Avon Products Inc. (AVP—NYSE) declared a regular quarterly dividend of 23 cents per common share. The first quarter dividend was payable March 1, 2012, to shareholders of record on Feb. 24, 2012.

On an annualized basis, the indicated dividend rate would be 92 cents per share, flat with the 2011 rate.

Avon, the company for women, is a leading global beauty company, with over $11 billion in annual revenue. As the world’s largest direct seller, Avon markets to women in more than 100 countries through approximately 6.4 million active independent Avon Sales Representatives.

Nu Skin Enterprises Inc.

Nu Skin Enterprises Inc. (NUS—NYSE) announced that its board of directors has declared a 25 percent increase in the quarterly cash dividend to 20 cents per share, compared to the previous dividend of 16 cents per share. This dividend will be paid on March 14, 2012 to shareholders of record on Feb. 24, 2012.

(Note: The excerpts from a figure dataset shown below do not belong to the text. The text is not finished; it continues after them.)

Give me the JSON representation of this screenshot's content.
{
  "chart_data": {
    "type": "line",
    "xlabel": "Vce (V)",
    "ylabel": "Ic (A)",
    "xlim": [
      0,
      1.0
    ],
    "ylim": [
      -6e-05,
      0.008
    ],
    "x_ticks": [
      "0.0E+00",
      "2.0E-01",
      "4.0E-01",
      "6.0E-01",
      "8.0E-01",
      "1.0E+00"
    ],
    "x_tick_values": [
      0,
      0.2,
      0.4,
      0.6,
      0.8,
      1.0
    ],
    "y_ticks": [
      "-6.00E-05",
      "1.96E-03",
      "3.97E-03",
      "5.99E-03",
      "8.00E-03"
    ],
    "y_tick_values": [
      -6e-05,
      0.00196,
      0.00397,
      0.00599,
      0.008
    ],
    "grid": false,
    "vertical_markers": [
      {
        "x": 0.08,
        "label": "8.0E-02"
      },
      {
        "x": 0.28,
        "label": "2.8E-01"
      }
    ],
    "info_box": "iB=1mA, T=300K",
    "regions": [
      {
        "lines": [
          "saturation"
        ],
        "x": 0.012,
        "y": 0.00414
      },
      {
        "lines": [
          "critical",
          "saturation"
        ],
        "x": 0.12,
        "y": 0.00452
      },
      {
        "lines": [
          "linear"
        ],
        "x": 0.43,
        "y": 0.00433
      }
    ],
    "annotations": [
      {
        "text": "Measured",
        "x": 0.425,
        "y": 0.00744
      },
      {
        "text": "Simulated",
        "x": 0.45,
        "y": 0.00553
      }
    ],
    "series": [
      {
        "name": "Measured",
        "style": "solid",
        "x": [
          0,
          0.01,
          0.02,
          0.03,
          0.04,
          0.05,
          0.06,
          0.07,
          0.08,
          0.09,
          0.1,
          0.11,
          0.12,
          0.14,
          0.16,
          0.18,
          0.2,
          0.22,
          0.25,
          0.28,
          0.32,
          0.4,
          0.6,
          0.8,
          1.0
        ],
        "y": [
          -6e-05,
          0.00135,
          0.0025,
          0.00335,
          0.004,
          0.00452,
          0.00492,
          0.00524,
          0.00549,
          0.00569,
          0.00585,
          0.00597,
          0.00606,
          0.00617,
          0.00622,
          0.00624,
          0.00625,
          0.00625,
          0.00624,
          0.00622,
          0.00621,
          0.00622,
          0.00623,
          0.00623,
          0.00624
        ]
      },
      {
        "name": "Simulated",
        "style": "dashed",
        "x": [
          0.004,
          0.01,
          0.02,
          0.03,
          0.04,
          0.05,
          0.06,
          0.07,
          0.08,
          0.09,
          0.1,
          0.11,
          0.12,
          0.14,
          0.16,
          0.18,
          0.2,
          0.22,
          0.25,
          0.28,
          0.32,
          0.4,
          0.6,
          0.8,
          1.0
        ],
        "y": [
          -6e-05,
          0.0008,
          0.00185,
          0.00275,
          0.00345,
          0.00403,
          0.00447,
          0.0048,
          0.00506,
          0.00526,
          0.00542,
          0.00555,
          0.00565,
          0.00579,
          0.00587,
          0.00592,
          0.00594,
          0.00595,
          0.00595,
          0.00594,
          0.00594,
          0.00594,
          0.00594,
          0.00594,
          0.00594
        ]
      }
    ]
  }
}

Nu Skin Enterprises Inc., a global direct selling company with a comprehensive anti-aging product portfolio, operates in 52 markets worldwide and has more than 850,000 independent distributors.

Direct Selling News has accumulated this information from public sources, including press releases and SEC filings. The information is presumed accurate and reliable. However, it is not an endorsement of any investment opportunity. Proper and considerable due diligence should be completed before making any investment.